CRISTÓBAL ENCINAS SÁNCHEZ
Cuando me quedé parado por primera vez,
me dediqué a las tareas propias de la casa. Iba a la compra, cuidaba de los
niños, los sacaba al cine, fregaba y hacía la colada. Mi mujer bastante tarea
tenía con realizar su trabajo diario y mantener económicamente el hogar.
Yo tenía mis
amigos, con los cuales me reunía una vez al mes, durante los dos primeros años.
Luego lo fui dejando porque me ceñía a mis labores con tal intensidad
que me absorbía todo el tiempo. Mi
mujer permanecía cada día menos horas en casa porque tenía reuniones de trabajo, viajes
y fiestas con sus compañeros. Tomó la táctica de vivir más en la calle que con nosotros, incluso alguna noche la pasaba fuera. Yo comprendía todo esto, que
hasta cierto punto era razonable, pues era la cabeza de familia.
Yo seguía en el paro y sin cobrar
nada. Me adapté a esta forma de vida esclavizada y sin pretensiones. Me acostumbré
a no salir a ningún sitio porque podría gastar un dinero que no ganaba y ella estaba de acuerdo, por lo que a menudo me lo recordaba. Este hecho me sacaba de
mis casillas y hasta me cambió el carácter. Se podría decir que me habían rodeado
como a un calcetín.
Pasaron
varios años y mis hijos terminaron el bachillerato con buenas notas. Y se prepararon
para ir a la universidad, hecho que me
liberó de mis tareas rutinarias. Comencé a salir con amigos en las
asociaciones del barrio. Uno de ellos me comentó que no era vida la que yo
tenía. Él participaba en una asociación de separados y conocía a muchas mujeres
en la misma situación y, siendo buenas personas, no habían tenido la oportunidad
de que les reconocieran sus derechos más legítimos.
Empecé
a tontear con una chica más joven que yo. Entonces fue cuando le dije a mi mujer
que ahí se quedaba, que cogiera el cesto de la compra y que había llegado la ocasión de que
pusiera sus trapos en la lavadora y que planchara.
Antes de separarnos me buscó
trabajo de ayudante de jardinero en el ayuntamiento.

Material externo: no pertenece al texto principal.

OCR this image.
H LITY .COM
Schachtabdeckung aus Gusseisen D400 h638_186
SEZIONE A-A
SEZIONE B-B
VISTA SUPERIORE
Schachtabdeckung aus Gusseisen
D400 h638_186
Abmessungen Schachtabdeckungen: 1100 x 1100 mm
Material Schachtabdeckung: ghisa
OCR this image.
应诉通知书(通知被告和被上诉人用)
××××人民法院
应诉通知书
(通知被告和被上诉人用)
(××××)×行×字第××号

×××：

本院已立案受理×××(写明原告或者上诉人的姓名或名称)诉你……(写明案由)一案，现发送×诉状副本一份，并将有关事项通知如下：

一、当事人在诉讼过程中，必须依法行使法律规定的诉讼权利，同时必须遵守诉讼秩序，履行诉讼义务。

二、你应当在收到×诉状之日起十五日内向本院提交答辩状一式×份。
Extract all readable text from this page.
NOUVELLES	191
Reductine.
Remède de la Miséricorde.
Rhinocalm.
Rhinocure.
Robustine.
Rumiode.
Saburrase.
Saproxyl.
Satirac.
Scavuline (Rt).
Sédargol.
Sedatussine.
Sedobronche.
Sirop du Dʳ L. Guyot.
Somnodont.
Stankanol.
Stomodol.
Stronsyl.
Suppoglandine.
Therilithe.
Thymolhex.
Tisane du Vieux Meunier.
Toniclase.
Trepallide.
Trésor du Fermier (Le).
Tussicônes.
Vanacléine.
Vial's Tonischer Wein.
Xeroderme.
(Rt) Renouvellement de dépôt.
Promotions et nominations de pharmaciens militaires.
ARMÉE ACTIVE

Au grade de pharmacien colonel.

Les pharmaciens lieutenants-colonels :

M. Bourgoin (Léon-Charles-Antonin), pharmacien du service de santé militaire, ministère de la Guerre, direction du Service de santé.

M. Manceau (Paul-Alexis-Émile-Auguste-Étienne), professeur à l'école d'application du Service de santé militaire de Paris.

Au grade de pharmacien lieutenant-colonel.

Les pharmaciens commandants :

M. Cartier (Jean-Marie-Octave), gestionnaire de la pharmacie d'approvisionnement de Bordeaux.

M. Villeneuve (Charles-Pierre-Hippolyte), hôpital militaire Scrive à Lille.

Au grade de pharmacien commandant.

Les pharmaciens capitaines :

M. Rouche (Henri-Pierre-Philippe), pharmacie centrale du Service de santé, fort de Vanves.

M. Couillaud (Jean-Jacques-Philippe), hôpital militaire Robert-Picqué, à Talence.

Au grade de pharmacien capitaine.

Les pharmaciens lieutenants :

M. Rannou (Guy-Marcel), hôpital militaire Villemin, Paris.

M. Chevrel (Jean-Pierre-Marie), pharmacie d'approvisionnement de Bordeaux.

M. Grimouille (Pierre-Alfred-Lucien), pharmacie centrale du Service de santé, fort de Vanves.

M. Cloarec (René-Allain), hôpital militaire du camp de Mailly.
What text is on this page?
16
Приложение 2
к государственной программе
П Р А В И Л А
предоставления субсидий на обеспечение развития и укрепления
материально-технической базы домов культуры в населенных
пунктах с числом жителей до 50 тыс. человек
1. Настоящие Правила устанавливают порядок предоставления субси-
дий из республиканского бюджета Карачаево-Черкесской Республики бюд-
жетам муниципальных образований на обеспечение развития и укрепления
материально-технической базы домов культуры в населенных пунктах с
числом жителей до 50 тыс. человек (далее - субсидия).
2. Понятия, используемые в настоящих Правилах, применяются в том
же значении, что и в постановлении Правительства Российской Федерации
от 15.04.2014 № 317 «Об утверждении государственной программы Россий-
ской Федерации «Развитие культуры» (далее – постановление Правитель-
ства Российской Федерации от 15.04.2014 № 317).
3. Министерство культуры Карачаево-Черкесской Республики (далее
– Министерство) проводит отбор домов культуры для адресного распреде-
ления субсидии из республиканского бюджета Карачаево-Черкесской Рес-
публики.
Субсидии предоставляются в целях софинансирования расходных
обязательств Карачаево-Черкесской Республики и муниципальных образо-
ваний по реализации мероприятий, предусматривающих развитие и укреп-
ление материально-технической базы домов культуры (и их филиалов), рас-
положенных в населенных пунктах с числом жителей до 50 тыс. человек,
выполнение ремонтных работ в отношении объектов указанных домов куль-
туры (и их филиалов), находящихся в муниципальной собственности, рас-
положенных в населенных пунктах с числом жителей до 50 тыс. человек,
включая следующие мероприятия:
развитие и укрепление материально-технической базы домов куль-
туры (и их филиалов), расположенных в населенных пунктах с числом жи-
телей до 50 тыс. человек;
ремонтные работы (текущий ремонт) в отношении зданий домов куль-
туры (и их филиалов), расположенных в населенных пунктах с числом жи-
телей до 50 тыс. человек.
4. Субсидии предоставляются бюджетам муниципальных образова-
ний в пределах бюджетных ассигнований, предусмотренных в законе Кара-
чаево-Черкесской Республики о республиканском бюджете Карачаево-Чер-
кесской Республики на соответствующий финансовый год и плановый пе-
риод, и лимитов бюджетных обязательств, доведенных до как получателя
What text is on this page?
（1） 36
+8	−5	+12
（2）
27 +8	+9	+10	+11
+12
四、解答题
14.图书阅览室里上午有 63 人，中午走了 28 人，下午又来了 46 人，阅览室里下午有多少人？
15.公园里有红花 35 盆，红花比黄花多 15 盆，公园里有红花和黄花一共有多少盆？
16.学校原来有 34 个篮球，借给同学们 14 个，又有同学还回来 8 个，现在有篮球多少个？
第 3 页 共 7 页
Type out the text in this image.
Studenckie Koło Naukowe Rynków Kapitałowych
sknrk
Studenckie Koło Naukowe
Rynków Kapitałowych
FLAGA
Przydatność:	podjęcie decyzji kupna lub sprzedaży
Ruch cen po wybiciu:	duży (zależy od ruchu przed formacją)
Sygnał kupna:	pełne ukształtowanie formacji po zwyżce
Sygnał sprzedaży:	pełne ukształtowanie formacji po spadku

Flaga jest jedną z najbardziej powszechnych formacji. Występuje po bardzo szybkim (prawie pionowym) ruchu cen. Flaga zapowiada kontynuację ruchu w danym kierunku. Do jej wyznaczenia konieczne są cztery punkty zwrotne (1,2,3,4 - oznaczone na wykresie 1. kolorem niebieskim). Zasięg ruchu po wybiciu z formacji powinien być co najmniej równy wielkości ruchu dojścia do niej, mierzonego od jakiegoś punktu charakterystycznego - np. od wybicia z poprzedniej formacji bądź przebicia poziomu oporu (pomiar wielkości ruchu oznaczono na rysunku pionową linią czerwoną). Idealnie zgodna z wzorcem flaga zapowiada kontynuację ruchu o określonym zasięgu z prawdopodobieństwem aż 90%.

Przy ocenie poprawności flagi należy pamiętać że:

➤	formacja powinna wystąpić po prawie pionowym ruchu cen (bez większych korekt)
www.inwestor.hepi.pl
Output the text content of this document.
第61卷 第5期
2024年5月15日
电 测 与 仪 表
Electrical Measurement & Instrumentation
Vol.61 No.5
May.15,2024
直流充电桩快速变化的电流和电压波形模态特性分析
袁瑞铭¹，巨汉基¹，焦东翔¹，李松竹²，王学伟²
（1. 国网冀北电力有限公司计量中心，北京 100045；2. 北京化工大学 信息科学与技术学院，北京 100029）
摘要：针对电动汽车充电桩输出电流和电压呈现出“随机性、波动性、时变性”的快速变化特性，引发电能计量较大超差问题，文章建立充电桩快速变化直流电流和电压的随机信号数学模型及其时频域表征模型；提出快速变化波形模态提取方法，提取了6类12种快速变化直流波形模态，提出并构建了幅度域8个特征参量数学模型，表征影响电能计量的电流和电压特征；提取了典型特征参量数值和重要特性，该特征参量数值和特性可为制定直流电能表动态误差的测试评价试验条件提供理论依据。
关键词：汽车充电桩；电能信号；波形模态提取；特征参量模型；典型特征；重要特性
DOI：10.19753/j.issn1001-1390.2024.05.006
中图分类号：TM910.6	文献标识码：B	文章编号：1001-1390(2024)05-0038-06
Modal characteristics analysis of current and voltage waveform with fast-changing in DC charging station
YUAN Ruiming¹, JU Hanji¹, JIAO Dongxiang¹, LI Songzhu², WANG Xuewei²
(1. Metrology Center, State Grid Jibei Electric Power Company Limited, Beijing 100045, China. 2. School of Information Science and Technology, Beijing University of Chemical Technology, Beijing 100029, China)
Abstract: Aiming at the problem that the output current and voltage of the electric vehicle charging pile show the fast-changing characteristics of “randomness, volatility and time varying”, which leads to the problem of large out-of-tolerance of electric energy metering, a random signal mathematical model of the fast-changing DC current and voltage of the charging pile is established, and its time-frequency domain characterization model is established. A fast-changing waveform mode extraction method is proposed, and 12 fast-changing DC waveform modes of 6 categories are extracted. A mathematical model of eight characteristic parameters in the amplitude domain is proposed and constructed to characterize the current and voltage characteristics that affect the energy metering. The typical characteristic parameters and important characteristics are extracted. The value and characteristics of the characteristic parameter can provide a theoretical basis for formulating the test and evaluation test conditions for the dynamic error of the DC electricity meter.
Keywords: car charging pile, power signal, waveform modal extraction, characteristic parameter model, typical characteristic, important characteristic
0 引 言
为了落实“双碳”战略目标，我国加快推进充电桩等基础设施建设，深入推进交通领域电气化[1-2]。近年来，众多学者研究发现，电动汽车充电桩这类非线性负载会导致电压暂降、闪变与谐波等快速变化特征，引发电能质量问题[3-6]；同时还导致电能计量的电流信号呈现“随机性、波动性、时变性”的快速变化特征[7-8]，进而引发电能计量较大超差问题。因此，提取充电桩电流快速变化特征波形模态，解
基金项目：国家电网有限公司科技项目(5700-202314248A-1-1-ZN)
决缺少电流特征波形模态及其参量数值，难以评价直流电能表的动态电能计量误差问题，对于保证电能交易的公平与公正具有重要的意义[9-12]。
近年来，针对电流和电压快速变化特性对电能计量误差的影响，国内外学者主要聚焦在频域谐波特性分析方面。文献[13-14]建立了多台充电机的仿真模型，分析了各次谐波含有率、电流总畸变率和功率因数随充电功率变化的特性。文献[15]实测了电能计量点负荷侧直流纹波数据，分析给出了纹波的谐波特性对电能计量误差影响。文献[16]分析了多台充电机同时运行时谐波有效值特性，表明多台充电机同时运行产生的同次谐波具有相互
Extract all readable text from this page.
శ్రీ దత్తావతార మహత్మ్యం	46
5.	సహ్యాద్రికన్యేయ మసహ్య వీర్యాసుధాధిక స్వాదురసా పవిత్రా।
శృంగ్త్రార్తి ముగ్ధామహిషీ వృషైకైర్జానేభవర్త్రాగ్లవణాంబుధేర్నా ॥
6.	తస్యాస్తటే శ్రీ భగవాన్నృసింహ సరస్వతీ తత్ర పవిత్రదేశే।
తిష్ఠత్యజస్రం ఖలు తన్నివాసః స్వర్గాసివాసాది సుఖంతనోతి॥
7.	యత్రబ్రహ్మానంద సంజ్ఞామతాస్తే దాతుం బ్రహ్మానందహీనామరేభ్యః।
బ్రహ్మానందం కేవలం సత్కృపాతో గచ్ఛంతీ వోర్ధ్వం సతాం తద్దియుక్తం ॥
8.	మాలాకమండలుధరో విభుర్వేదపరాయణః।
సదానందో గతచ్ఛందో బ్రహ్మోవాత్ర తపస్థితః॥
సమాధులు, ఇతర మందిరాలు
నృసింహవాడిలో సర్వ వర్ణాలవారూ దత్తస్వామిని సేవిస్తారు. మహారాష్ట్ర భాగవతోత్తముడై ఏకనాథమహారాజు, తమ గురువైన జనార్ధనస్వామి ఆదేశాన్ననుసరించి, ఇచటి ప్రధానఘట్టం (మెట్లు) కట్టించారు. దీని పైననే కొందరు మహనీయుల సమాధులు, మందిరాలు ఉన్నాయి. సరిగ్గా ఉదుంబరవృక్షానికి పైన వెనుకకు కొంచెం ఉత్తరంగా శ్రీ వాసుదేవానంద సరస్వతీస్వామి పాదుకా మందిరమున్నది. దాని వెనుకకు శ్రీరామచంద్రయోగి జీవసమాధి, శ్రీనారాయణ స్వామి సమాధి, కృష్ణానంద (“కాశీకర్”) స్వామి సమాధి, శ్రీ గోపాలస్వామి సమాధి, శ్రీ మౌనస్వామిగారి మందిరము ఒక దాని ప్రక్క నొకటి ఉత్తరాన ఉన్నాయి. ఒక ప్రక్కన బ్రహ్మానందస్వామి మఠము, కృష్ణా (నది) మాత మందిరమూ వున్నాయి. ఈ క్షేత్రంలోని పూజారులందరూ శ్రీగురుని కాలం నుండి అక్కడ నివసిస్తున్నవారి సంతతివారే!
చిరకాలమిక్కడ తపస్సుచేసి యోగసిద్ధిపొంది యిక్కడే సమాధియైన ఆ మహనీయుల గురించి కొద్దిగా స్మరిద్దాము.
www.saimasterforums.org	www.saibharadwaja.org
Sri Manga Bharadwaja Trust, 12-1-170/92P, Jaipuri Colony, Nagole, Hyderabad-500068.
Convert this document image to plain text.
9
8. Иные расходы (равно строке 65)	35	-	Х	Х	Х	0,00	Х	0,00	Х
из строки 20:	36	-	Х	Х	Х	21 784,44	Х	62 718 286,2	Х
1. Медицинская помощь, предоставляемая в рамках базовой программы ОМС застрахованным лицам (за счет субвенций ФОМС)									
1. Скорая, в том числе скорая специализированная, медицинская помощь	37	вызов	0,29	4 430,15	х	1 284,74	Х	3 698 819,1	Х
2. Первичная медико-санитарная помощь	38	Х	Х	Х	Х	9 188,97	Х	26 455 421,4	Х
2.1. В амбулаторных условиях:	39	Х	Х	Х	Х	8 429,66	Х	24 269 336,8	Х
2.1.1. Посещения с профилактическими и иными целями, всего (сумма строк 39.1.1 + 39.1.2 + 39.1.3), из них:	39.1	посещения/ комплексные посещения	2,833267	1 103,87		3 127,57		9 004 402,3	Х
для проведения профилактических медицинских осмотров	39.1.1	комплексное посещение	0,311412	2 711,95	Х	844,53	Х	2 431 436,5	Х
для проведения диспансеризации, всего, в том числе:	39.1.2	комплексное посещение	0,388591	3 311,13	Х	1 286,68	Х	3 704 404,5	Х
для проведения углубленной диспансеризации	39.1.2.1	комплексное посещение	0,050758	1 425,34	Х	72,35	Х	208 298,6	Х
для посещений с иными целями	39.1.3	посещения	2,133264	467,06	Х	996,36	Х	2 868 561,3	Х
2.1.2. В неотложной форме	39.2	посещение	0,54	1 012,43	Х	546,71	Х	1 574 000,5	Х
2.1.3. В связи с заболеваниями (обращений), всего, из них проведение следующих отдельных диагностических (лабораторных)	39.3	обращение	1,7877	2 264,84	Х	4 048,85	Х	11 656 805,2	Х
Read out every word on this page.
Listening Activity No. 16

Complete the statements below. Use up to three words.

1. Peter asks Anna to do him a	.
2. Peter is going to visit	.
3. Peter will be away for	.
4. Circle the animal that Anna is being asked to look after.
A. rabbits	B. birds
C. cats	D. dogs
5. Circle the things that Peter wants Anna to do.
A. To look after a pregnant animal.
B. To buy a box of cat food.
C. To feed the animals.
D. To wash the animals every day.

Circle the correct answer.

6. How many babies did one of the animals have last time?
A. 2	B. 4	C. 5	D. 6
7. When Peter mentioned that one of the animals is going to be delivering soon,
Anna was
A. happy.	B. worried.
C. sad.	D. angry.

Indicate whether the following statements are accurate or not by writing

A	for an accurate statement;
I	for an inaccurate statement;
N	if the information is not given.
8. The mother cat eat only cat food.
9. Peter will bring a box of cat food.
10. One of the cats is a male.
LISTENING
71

Eso me daría plena libertad para
rehacer mi vida, de lo cual ella no se percató.
Como ella ganaba
un buen sueldo, no me pidió nada en principio. Después, cuando hablábamos de
los niños me informaba de que las matrículas valían mucho, de que les tenía que
comprar ropa y que ella no podía hacerse
cargo de todos los pagos. Se había quedado con la casa, con los dos coches y la cartilla
donde teníamos los ahorros.
Como yo no le hacía mucho caso, empezó a llamarme con más insistencia y con
el mismo tema. Indujo a mis hijos -que ya se habían puesto a su favor- a que me
llamaran y me pidieran también dinero. Yo, con el sueldo que tenía, no podía
hacer frente más que a mis propios gastos, así que no les mandaba nada.
La última
vez que la llamé, hace ya cinco años -y no pienso hacerlo más-, me insultó de
una forma imperdonable. Me dijo que la
había abandonado como no hace un hombre que se precie, cuando ella se había preocupado
de alimentarme a mí y que así era cómo le pagaba. Le hice caso omiso, alegando
que me había tratado como a un guiñapo, solo porque ella era la que traía el
dinero. Después de tanto aguantarla, lo último que me dijo fue que si es que me
daba miedo acercarme por la casa, que era un cobarde. Y preferí cortar la
conversación.
Desde
entonces vivo tan feliz, nadie me llama; primero, porque no tengo teléfono y
segundo, porque a mediados de mes voy al banco para sacar la renta que me ingresa
el inquilino de mi casa, pues mi mujer pidió el traslado a donde están mis
hijos realizando sus estudios. Ahora, cuando quiero saber algo de ellos, me meto
en Facebook en la biblioteca y miro lo que han colgado en su muro. Sé que esto
es un sucedáneo, pero por ahora me conformo.